There had been other devices similar to the guillotine previously in existence in Europe, but the machine we know today was developed by Dr. Joseph-Ignace Guillotin, a French doctor and member of the Revolutionary National Assembly. The good doctor was actually against the death penalty, but he figured a more humane method of execution was better than nothing until capital punishment could be abolished completely.

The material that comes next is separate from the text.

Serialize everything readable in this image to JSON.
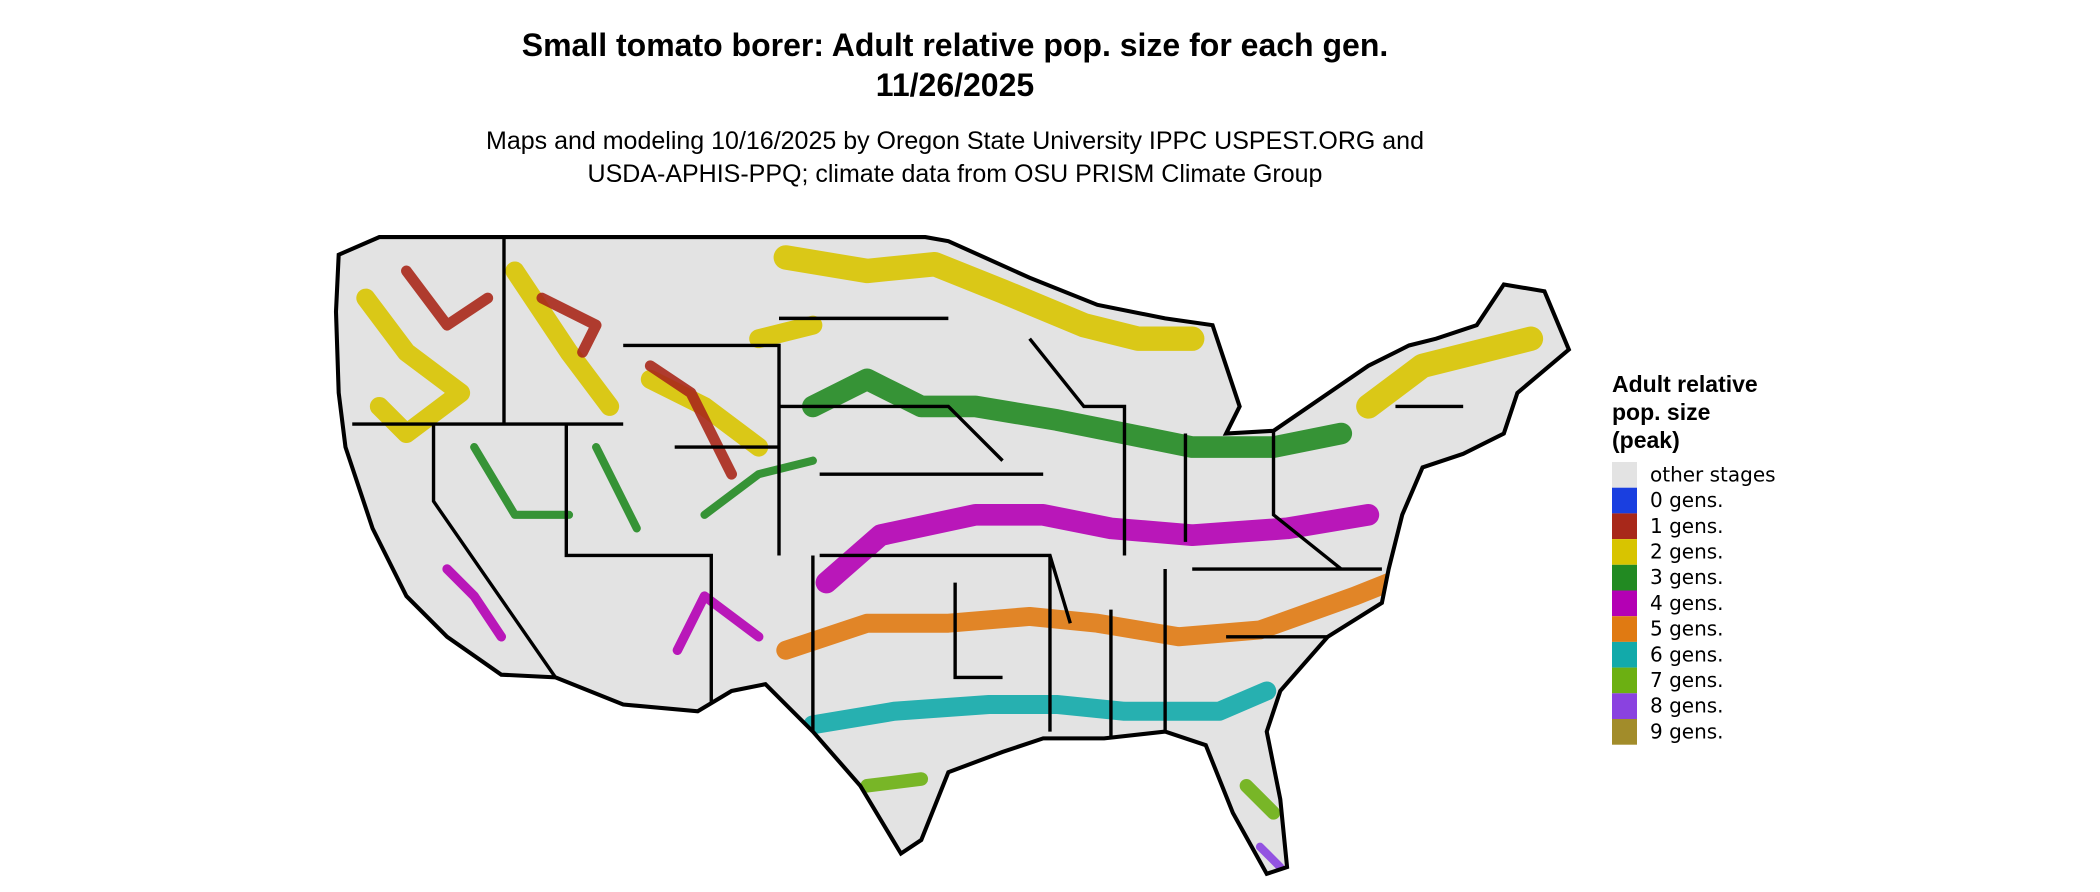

The guillotine was adopted as France’s official method of execution on March 20, 1792, and remained so until the death penalty was done away with in 1981. When the guillotine was instated, it was seen as an egalitarian way to dispatch justice in capital cases, unlike the old system that was unapologetically biased towards the upper class. Before the guillotine, aristocrats underwent relatively painless executions by being beheaded, either by axe or by sword. Commoners, on the other hand, could be hanged, burned at the stake, broken on the wheel, or made to suffer many other sorts of horrible, lingering deaths. The guillotine, to the revolutionary mind, provided a level playing field.
And during the Reign of Terror, from June 1793 to July 1794, it sure got a work-out. After the monarchy was overthrown, most of the democratic principles put in place were cast aside and anarchy ruled the day. No-one was safe, and it’s estimated that 5,000-40,000 French individuals met their end in the Place de la Revolution by means of “Madame Guillotine.”